As mudanças contidas nesses PLPs desfiguram os principais mecanismos de proteção da Lei da Ficha Limpa ao beneficiar especialmente aqueles condenados por crimes graves, cuja inelegibilidade poderá ser reduzida ou mesmo anulada antes do cumprimento total das penas. Além disso, as mudanças pretendidas isentam quem praticou os abusos de poder político e econômico, e enfraquecem o combate às práticas corruptas que comprometem a democracia brasileira.

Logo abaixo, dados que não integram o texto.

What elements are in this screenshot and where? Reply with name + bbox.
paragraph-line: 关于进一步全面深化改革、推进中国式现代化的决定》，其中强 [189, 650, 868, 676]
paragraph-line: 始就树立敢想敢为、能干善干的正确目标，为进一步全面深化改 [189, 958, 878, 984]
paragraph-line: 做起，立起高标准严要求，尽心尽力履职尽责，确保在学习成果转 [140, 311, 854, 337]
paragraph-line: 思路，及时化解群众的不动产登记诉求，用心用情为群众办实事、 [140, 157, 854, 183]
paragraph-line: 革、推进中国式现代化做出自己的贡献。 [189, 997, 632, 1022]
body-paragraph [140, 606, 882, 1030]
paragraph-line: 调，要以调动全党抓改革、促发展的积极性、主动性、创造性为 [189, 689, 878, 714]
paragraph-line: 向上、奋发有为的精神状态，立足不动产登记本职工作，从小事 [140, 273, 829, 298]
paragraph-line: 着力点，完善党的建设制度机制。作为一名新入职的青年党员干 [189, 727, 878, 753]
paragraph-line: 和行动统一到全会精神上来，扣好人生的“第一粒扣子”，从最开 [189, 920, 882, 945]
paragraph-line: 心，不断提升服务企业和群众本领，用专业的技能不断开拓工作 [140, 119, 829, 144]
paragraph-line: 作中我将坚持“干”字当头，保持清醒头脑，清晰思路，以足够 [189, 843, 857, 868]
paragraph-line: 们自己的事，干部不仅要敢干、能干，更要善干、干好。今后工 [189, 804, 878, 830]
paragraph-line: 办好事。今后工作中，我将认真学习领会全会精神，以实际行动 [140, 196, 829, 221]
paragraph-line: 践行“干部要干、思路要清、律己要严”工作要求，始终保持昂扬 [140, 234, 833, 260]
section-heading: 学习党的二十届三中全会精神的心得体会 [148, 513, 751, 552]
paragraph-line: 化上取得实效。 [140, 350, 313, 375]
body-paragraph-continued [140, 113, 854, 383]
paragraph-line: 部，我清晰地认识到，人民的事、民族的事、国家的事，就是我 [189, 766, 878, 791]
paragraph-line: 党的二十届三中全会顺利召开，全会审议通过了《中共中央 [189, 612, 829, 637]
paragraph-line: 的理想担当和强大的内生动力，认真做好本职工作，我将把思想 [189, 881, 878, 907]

Neste momento da vida política nacional, a CNBB posiciona-se em defesa da Lei da Ficha Limpa, denuncia os ataques perpetrados pelas propostas legislativas em curso, renova o seu compromisso com a ética e defende que a Lei da Ficha Limpa é um valor fundamental para a construção de um Brasil mais justo, democrático e solidário, em que a vida seja sinal de justiça e honra. Apelamos à consciência dos parlamentares e convocamos toda a sociedade a lutar contra qualquer alteração na Lei da Ficha Limpa que possa destruir a democracia, conquista de todos e do bem comum.